The Pope led a procession across Rome's Aventine Hill for the first day of Lent. The celebration of the liturgy began at the St. Anselm's Church with members of the Benedictine order, cardinals, bishops and priests.
When they reached the singing of the litany of the saints, they began the procession that led them several hundred yards down the street to Dominican Minor Basilica of Saint Sabina. There, the Pope presided over the rest of the Mass.
Through the imposition of the ashes on the first day of Lent, “we undertake to convert our hearts to the horizons of grace,” the Pope said during his homily.
He spoke of Lent not as a time of sadness, but instead as “a precious gift of God and a time of strength and full of significance in the journey of the Church.
“It is the road to the Lord's Passover,” he said.
Pope Benedict explained that the day's readings called for full conversion, “not a superficial and transient conversion, but a spiritual journey that covers in depth the attitudes of conscience and presupposes a sincere act of repentance.”
There is a call for an attitude of genuine conversion, a return to God through the recognition of his holiness, power and majesty, he explained. “And this conversion is possible because God is rich in mercy and love.”
Converting is not only a “human task,” he explained, calling it “the movement of a contrite heart attracted and moved by grace to respond to the merciful love of God who loved us first.”

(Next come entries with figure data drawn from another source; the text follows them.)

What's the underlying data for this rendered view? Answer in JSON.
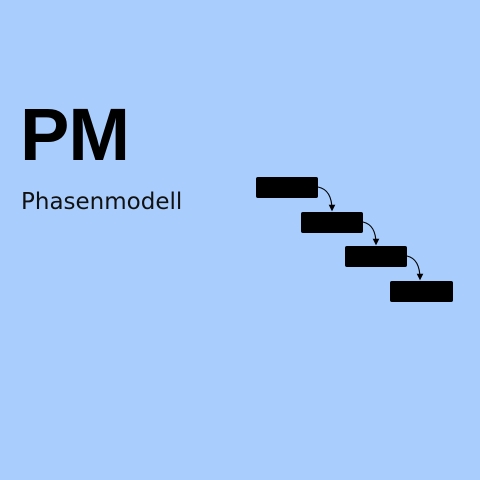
{
  "header": {
    "abbreviation": "PM",
    "subtitle": "Phasenmodell"
  },
  "diagram": {
    "type": "waterfall-steps",
    "phase_count": 4,
    "icons": [
      "phase-block",
      "arrow-right-down-icon"
    ],
    "colors": {
      "background": "#a9cdfd",
      "block_fill": "#000000",
      "arrow_stroke": "#000000",
      "text": "#000000"
    }
  }
}
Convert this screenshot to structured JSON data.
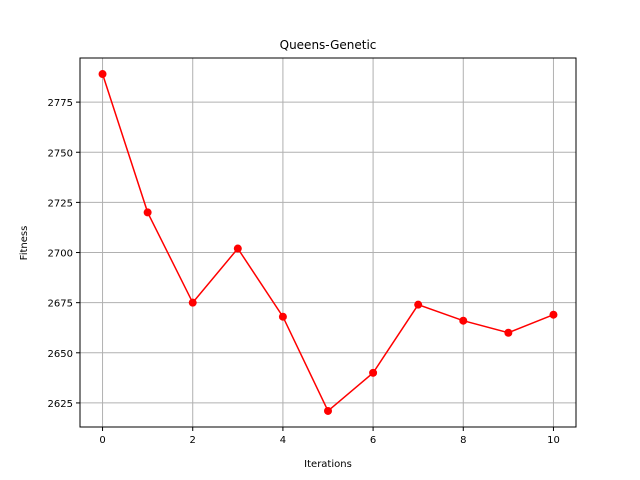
{
  "chart_data": {
    "type": "line",
    "title": "Queens-Genetic",
    "xlabel": "Iterations",
    "ylabel": "Fitness",
    "x": [
      0,
      1,
      2,
      3,
      4,
      5,
      6,
      7,
      8,
      9,
      10
    ],
    "series": [
      {
        "values": [
          2789,
          2720,
          2675,
          2702,
          2668,
          2621,
          2640,
          2674,
          2666,
          2660,
          2669
        ],
        "color": "#ff0000",
        "marker": "circle"
      }
    ],
    "xlim": [
      -0.5,
      10.5
    ],
    "ylim": [
      2613,
      2797
    ],
    "xticks": [
      0,
      2,
      4,
      6,
      8,
      10
    ],
    "yticks": [
      2625,
      2650,
      2675,
      2700,
      2725,
      2750,
      2775
    ],
    "grid": true,
    "grid_color": "#b0b0b0"
  }
}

The Christian witness makes believers into a “living message,” Pope Benedict said, adding that “in many cases we are the only Gospel that people today still read.”
Another reason to live Lent to the fullest is the Christian responsibility “to offer a living witness of faith in a troubled world that needs to return to God, a world which needs conversion,” he said.
The Pope closed with an additional call to Christians to live this time with trust and joy.
Lent, he said, “is a powerful time in the liturgical year, and it is a special time that is given to us to look, with greater commitment, to our conversion, to listen more attentively to the Word of God, a time for prayer and penance – of opening our hearts to the workings of Divine will, for a more generous practice of mortification, thanks to which we can be more attentive to neighbors in need.”